Table 3 Codon sites predicted to be under positive selection in the three Japanese Rana species, referred to as positively selected sites

Selection tests over the entire sequence showed evidence of positive selection (Z = 1.950–4.024, p < 0.05) and rejection of neutrality and purifying selection (Supplementary material 1D). We further examined selection at each domain and found that the α1 and α2 domains showed evidence supporting positive selection (p < 0.01) and against neutrality and purifying selection (Table 1 and Supplementary material 1D). We also identified similar support for positive selection when using PARRIS (Supplementary material 1D). Meanwhile, the α3 domain showed no sequence-wide positive selection (Z = −2.373–0.0431, p > 0.40), and for the particular case for R. ornativentris, there was even evidence of purifying selection at this domain (Z = 2.335, p = 0.011; Supplementary material 1D). These sequence-wide selection tests contribute to supporting the functional roles of the α1 and α2 domains and the conserved nature of the α3 domain.

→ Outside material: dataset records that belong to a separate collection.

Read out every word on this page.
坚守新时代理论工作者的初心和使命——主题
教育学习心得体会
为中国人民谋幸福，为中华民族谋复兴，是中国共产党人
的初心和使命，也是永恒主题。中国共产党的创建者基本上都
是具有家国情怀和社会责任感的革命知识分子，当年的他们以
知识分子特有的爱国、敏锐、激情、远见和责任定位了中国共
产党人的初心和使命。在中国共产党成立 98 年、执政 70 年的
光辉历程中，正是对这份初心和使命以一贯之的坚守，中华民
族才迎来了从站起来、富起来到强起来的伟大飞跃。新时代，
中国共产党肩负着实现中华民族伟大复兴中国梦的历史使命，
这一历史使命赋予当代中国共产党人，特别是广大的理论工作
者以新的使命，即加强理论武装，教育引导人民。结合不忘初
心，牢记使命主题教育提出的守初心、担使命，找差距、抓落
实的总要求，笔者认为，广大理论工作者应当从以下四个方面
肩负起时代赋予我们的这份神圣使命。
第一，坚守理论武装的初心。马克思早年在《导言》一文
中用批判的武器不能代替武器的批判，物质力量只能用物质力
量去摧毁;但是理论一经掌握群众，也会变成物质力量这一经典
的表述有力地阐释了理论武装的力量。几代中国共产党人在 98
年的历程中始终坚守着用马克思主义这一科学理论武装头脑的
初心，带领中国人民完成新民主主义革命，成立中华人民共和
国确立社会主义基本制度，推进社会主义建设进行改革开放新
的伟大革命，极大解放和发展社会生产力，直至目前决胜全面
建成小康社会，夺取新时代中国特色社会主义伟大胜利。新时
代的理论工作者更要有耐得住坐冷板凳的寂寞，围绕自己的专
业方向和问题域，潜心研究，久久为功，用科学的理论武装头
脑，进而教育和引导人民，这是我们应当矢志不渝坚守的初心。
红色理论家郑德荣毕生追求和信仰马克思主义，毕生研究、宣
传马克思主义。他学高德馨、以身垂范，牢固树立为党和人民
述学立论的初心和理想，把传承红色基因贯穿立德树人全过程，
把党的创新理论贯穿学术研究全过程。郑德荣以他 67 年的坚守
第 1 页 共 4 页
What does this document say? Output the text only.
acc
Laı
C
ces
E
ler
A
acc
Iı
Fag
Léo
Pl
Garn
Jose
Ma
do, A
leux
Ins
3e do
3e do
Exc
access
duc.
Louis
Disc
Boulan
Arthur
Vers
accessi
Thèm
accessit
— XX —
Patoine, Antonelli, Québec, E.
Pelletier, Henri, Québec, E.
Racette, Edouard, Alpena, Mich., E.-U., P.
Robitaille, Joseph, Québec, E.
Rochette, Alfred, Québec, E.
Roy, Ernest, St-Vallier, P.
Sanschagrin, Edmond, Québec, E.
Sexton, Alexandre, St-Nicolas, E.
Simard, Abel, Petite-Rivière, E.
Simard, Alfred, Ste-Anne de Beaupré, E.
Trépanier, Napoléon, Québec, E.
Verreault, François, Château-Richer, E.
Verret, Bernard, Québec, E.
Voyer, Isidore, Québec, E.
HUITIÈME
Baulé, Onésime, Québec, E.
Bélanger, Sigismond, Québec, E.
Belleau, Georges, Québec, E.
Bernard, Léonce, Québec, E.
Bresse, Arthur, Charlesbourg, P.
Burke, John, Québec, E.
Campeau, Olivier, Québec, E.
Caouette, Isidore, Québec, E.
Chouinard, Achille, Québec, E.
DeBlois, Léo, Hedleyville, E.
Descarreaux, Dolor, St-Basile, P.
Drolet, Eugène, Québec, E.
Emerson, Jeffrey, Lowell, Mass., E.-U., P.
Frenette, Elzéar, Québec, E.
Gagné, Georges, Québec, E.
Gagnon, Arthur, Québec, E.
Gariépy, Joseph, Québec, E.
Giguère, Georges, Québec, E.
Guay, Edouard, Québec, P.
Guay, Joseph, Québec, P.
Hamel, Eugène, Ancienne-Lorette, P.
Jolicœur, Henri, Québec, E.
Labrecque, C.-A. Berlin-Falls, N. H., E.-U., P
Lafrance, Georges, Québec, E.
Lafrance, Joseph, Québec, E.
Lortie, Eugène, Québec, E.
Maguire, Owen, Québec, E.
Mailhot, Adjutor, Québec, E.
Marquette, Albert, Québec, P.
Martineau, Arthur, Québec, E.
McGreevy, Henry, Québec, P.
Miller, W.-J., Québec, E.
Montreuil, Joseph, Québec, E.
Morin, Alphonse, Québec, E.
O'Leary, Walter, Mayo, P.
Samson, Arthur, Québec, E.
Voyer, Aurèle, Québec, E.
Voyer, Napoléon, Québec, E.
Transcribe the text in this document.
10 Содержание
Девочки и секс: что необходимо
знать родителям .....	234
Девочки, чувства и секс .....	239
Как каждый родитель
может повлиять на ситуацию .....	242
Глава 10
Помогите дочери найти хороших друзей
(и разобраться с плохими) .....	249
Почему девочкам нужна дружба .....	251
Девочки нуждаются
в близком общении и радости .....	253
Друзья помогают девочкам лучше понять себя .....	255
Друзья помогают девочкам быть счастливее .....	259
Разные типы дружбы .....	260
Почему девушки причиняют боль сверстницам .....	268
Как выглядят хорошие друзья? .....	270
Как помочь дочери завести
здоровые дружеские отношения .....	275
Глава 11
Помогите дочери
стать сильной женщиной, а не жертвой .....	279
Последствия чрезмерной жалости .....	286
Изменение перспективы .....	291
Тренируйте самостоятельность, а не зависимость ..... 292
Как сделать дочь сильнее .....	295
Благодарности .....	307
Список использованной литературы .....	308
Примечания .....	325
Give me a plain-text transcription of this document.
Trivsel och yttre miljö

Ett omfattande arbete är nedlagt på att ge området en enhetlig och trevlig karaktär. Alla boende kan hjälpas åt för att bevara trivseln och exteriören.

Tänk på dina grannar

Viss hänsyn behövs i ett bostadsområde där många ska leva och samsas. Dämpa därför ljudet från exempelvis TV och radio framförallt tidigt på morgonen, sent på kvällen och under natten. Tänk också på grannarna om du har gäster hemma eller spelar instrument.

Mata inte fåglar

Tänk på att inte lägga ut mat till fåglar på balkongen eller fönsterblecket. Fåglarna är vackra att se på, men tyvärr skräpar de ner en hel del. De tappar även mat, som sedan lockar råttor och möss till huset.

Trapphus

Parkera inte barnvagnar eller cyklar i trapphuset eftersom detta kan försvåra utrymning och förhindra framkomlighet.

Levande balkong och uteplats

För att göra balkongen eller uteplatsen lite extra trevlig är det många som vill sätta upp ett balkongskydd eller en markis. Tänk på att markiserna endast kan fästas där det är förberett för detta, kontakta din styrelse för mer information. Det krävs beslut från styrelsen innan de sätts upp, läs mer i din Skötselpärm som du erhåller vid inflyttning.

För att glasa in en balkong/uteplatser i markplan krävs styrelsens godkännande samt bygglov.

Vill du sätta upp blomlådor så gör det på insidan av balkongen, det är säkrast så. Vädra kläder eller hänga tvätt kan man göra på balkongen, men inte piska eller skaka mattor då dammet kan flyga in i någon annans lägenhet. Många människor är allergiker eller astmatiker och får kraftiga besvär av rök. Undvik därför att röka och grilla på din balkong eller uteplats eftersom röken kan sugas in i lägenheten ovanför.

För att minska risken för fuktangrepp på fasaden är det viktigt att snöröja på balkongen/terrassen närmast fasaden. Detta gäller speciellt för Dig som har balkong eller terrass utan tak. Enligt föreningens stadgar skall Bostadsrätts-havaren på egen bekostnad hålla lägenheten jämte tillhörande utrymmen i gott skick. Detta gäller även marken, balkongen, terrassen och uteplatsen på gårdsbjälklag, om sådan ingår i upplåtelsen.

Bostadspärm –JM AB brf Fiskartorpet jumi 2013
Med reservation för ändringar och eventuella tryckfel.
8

Interestingly, Kiemnec-Tyburczy et al (2012) used one-tailed Z tests and found no evidence of selection in any domain in any of the six anuran species that were studied, whilst PARRIS could detect positive selection. We confirmed this pattern in those sequences as well as sequences isolated from Rhacophoridae species by Zhao et al (2013), supporting that the positively selected sites in MHC class I are masked by the large number of neutrally evolving sites. The inability to detect overall neutrality at MHC class I in the three focal study species here could be attributed to either lower per-site synonymous differences and/or stronger selection pressure acting on the molecule. The small extent of synonymous differences (d S) of MHC class I within Japanese Rana species (Fig. 3) could be explained by both within- and between-loci divergence. Low per-site differences in variants (within-loci) could be attributed to severe bottlenecks associated with hypothesised shrinkage of ancestral frog populations during migration from the Asian continent to the Japanese archipelago, perhaps restricted through land bridges (Igawa et al. 2006; Komaki et al. 2015). For between-loci divergence, lower maximum synonymous differences (Fig. 3) in Japanese Rana species support a more recent duplication of loci and subsequent diversification of paralogous variants. The low d S results in a positive and inflated average ω (d N/d S) relative to other anurans, which suggests that the selection pressure acting on MHC class I in Japanese Rana species may be stronger than in other frog species studied. More specifically, the strong positive selection pressure could be targeted at peptide binding sites since we found a similar number of PSS in the three focal species compared to other frogs.

Conclusion

Here, we have characterised the MHC class I classical variation in three Japanese true Rana frog species, with high diversity found in these common unthreatened species. We have identified evidence supporting three major mechanisms that drive high MHC diversity. Signatures of recombination, balancing selection and recent gene duplication found in Japanese Rana MHC class I are similar to those of previous anuran studies. This study is the springboard for investigating genetic variation at other adaptive loci in Japanese amphibians, which will help to better understand the polygenetic basis of resistance to infectious diseases such as chytridiomycosis.